Rothe Development Corp. v. Department of Defense (Fed. Cir. 2008)
Although not a patent case, Rothe raises an important Federal Constitutional issue. In Rothe, the Federal Circuit has held that the statutory quota for governmental contracts with “small disadvantaged business” is facially unconstitutional as a race-based violation of the right to equal protection (through the Due Process Clause of the Fifth Amendment).
10 U.S.C. § 2323 (“Section 1207”) sets a goal that “five percent of federal defense contracting dollars” be awarded to small businesses owned and controlled by “socially and economically disadvantaged individuals.” Under the Small Business Act, Black Americans, Asian Americans, Hispanic Americans, and Native Americans are presumptively socially disadvantaged individuals.
Statutes that that include explicit racial classifications are reviewed with “strict scrutiny.” Such provisions are only valid if they “serve a compelling governmental interest, and [are] narrowly tailored to further that interest.” In the race setting, general efforts “to alleviate the effects of societal discrimination” are not considered compelling interests under the Supreme Court’s 1996 Shaw decision. Congress reauthorized Section 1207 in 2006. Thus, to be constitutional, the evidence of a compelling governmental interest at that time.
On appeal, the Federal Circuit found that older Congressional evidence (from the original enactment of the provision) was “stale” by 2006 and thus not reliable. Additionally, the record did not reflect that newer evidence was officially considered by Congress.

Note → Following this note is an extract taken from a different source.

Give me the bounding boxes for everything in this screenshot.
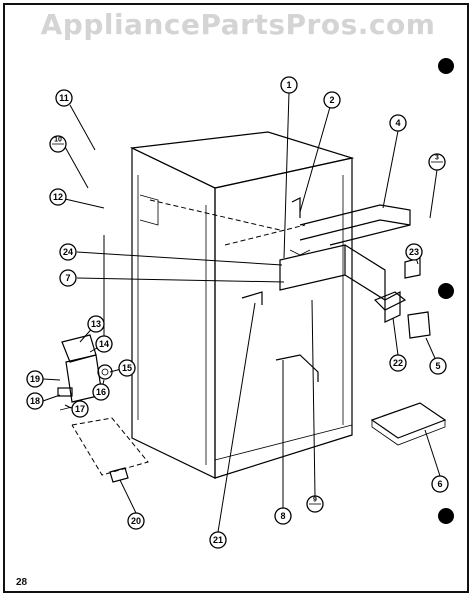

Although we are mindful that Congress has broad discretion to regulate its internal proceedings, we are hesitant to conclude that the mere mention of a statistical study in a speech on the floor of the House of Representatives or the Senate is sufficient to put the study “before Congress” for purposes of Congress’ obligation to amass a “strong basis in evidence” for race-conscious action.
Finally, the Federal Circuit found that the newer studies – even if considered by Congress – were inadequate because of the many methodology defects.
Upon these findings, the Federal Circuit held that congress did not have a compelling governmental interest in enacting Section 1207 and that the statute therefore is invalid as unconstitutional.
- Opinion written by Chief Judge Michel and joined by Circuit Judge Mayer and District Court Judge Stearns from Massachusetts sitting by designation. These judges were appointed by Presidents Reagan, Reagan, and Clinton, resptively.